J. A. Rust, General Manager of plaintiff, in the hearing before Judge Olive, testified: "Two trains run daily between Greensboro and Mount Airy over the track involved, one each way, and there are three other switch engine movements, three in each direction, passing this section. This makes eight movements altogether each day over the track in question."

This Court said in Griffin v. Southern R. Co., 150 N.C. 312, 64 S.E. 16-17:

"It is against the policy of the law to restrain industries and such enterprises as tend to develop the country and its resources. It ought not to be done except in extreme cases, and this is not such an one. It is contrary to the policy of the law to use the extraordinary powers of the court to arrest the development of industrial enterprises, or the progress of works prosecuted apparently for the public good, as well as for private gain. The court will not put the public to needless inconvenience. The court should have dissolved the restraining order."

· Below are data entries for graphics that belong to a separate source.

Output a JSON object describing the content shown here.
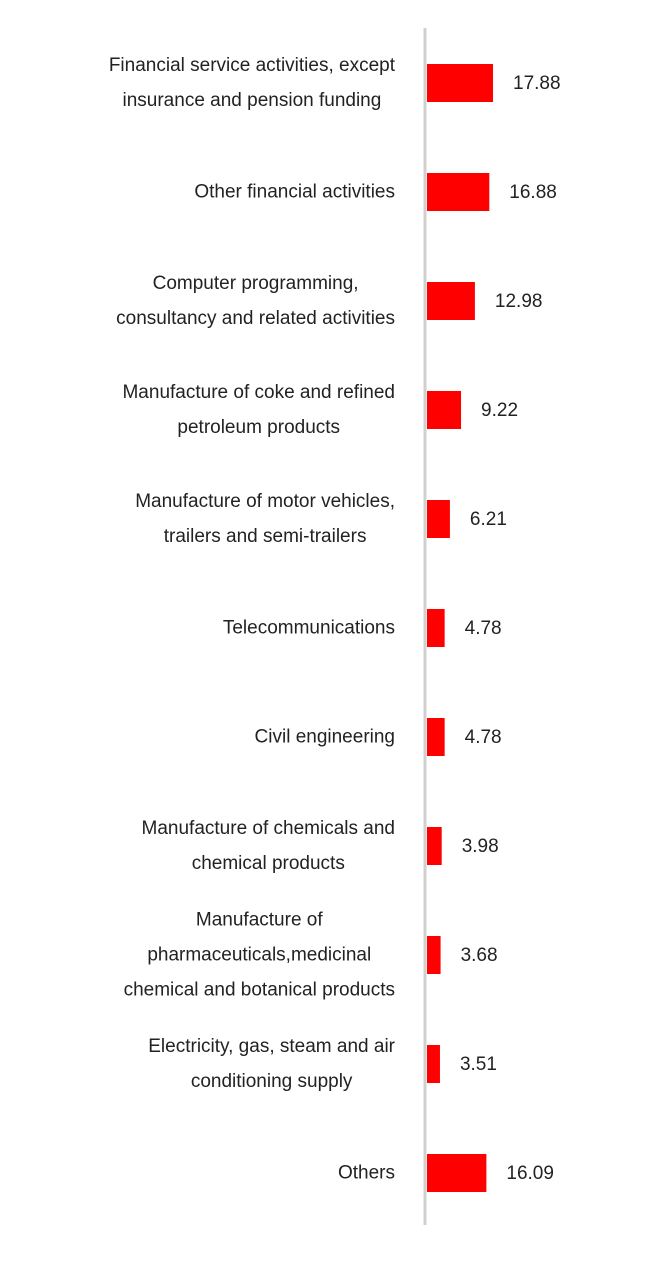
{
  "chart_data": {
    "type": "bar",
    "orientation": "horizontal",
    "color": "#ff0000",
    "categories": [
      "Financial service activities, except\ninsurance and pension funding",
      "Other financial activities",
      "Computer programming,\nconsultancy and related activities",
      "Manufacture of coke and refined\npetroleum products",
      "Manufacture of motor vehicles,\ntrailers and semi-trailers",
      "Telecommunications",
      "Civil engineering",
      "Manufacture of chemicals and\nchemical products",
      "Manufacture of\npharmaceuticals,medicinal\nchemical and botanical products",
      "Electricity, gas, steam and air\nconditioning supply",
      "Others"
    ],
    "values": [
      17.88,
      16.88,
      12.98,
      9.22,
      6.21,
      4.78,
      4.78,
      3.98,
      3.68,
      3.51,
      16.09
    ]
  }
}
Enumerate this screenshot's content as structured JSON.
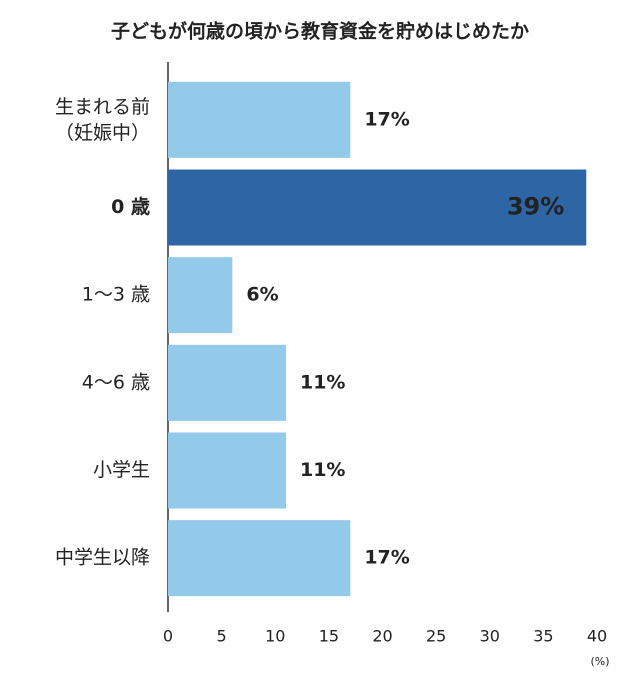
{
  "chart_data": {
    "type": "bar",
    "orientation": "horizontal",
    "title": "子どもが何歳の頃から教育資金を貯めはじめたか",
    "categories": [
      "生まれる前\n（妊娠中）",
      "0 歳",
      "1〜3 歳",
      "4〜6 歳",
      "小学生",
      "中学生以降"
    ],
    "values": [
      17,
      39,
      6,
      11,
      11,
      17
    ],
    "value_labels": [
      "17%",
      "39%",
      "6%",
      "11%",
      "11%",
      "17%"
    ],
    "colors": [
      "#93caea",
      "#2e65a5",
      "#93caea",
      "#93caea",
      "#93caea",
      "#93caea"
    ],
    "xlabel": "(%)",
    "xlim": [
      0,
      40
    ],
    "xticks": [
      0,
      5,
      10,
      15,
      20,
      25,
      30,
      35,
      40
    ],
    "grid": false
  }
}
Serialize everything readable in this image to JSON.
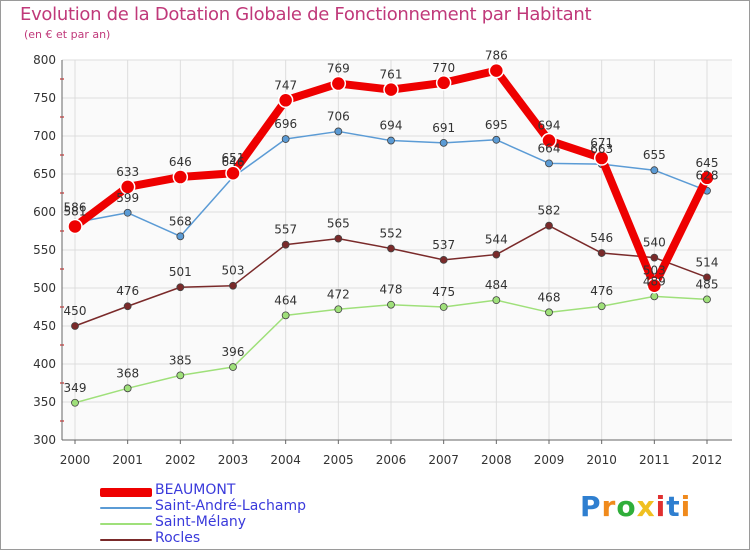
{
  "header": {
    "title": "Evolution de la Dotation Globale de Fonctionnement par Habitant",
    "subtitle": "(en € et par an)"
  },
  "logo": {
    "text": "Proxiti",
    "colors": [
      "#2f7fd0",
      "#f08a1c",
      "#2fae3a",
      "#f0c020",
      "#e03030",
      "#2f7fd0",
      "#f08a1c"
    ]
  },
  "chart_data": {
    "type": "line",
    "x": [
      2000,
      2001,
      2002,
      2003,
      2004,
      2005,
      2006,
      2007,
      2008,
      2009,
      2010,
      2011,
      2012
    ],
    "ylim": [
      300,
      800
    ],
    "yticks": [
      300,
      350,
      400,
      450,
      500,
      550,
      600,
      650,
      700,
      750,
      800
    ],
    "grid": true,
    "legend_position": "bottom-left",
    "series": [
      {
        "name": "BEAUMONT",
        "color": "#ee0000",
        "values": [
          581,
          633,
          646,
          651,
          747,
          769,
          761,
          770,
          786,
          694,
          671,
          503,
          645
        ]
      },
      {
        "name": "Saint-André-Lachamp",
        "color": "#5b9bd5",
        "values": [
          586,
          599,
          568,
          646,
          696,
          706,
          694,
          691,
          695,
          664,
          663,
          655,
          628
        ]
      },
      {
        "name": "Saint-Mélany",
        "color": "#9fe07a",
        "values": [
          349,
          368,
          385,
          396,
          464,
          472,
          478,
          475,
          484,
          468,
          476,
          489,
          485
        ]
      },
      {
        "name": "Rocles",
        "color": "#7a2a2a",
        "values": [
          450,
          476,
          501,
          503,
          557,
          565,
          552,
          537,
          544,
          582,
          546,
          540,
          514
        ]
      }
    ]
  }
}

The opinion cites numbers of our cases.

This Court also said in Jones v. Lassiter, 169 N.C. 750, 86 S.E. 710, 711:

"It is true that, when the injunctive relief sought is not merely ancillary to the relief demanded, but is itself the principal relief sought, the courts will generally continue the injunction to the hearing, upon the making out of a prima facie case. Marshall v. Commissioners, 89 N.C. *357 103. But this rule does not hold good in cases where important public works and improvements are sought to be stopped. In such matters, in the interest of the public good, the courts will let the facts be found by a jury before interfering by injunction. The right of this plaintiff to recover damages for her alleged injuries is not now before us."

See also, Scott v. Board of Com'rs, 170 N.C. 327, 87 S.E. 104; and Staton v. Atlantic Coast Line R. Co., 147 N.C. 428, 61 S.E. 455, 17 L.R.A.,N.S., 949.

It is public policy not to interfere with the construction of works of great public benefit, where the defendant is amply able to respond in damages, and no irreparable injury will accrue to plaintiff, if the injunction is refused.

E. L. Faulconer, a former President and General Manager of the Atlantic and Yadkin Railway Company, and now an assistant Vice-President of the plaintiff, and since December 1919 an employee of both railway companies, testified before Judge Olive: "The criss-cross plan was not, to my knowledge, a part of the Babcock Plan. Well, in a way, what the Southern Railway is objecting to in this is not the putting of the streets there, but the way these are being put there. The engineering is one objection."

The city of Greensboro is a municipal corporation, and able to respond in damages, if any should be awarded. If the plaintiff should prevail at the trial on the merits of the controversy, it has an adequate remedy at law to recover adequate compensation for any loss it may sustain by any acts of the city of Greensboro, and the court can enter such judgment as to justice appertains and the rights of the plaintiff may require in accordance with law.

Judge Olive found in an order 16 October 1957 that "plaintiff will not sustain any damage by the carrying on of the construction work originally restrained by the temporary restraining order."

I vote to affirm Judge Olive's order dissolving the temporary restraining order before issued by Judge Preyer.